Let’s do this as a tonglen practice. First what we do is, if we ourselves are not particularly good-looking – and that is very relative – and “our circle insults us” – that means that people make fun of us in terms of what we look like – then we think, “Okay, I accept this karma, I take this suffering on myself, I accept it,” and see that this is the karmic cause. If there is this situation with ourselves, usually we can find a trace of that karmic cause still in our attitude or our behavior – that still we might make ugly scenes, still we might criticize things: “You’re building that temple too big,” “You’re making that statue too big,” “Why do you want to put so much gold on it,” and so on. We have this attitude, and that we want to first accept it, quiet down, and give the solution in my own behavior: from now on I will try to make beautiful images if I am able to do that; if not, at least I’ll rejoice in other people making things very beautifully and not complain about it, and be patient and not make ugly scenes. Then we extend: “I’m not the only one;” we think, “I’m one of many people who are in this situation and this is not just my problem, it’s everybody’s problem.” I accept this and think in terms of giving this better behavior – more beneficial, positive behavior – to everybody. In this way, we can think in terms of taking on and giving away.

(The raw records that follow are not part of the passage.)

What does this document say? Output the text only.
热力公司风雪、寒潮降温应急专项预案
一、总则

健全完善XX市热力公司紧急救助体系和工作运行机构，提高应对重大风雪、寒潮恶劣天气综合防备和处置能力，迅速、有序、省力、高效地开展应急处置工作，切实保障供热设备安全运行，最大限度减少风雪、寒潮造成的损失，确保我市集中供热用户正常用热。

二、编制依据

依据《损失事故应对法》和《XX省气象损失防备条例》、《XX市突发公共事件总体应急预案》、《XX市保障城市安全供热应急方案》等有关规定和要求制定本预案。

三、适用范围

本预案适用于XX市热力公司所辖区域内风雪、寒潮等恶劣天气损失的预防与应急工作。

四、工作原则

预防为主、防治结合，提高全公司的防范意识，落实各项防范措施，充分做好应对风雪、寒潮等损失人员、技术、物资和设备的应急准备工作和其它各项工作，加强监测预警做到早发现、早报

If you want to do it with visualizations, very good; if not, then at least with our attitude: we could imagine taking on the difficulty with others. As I said, the main point of taking on and giving away with those visualizations is to overcome this hesitation in ourselves, in which we don’t want to do that. Let’s do that for a few minutes.
Dedication
Let’s end here with a dedication. We think whatever understanding, whatever positive force has come from this, let it go deeper and deeper, and act as a cause for everybody to reach enlightenment for the benefit of all of us.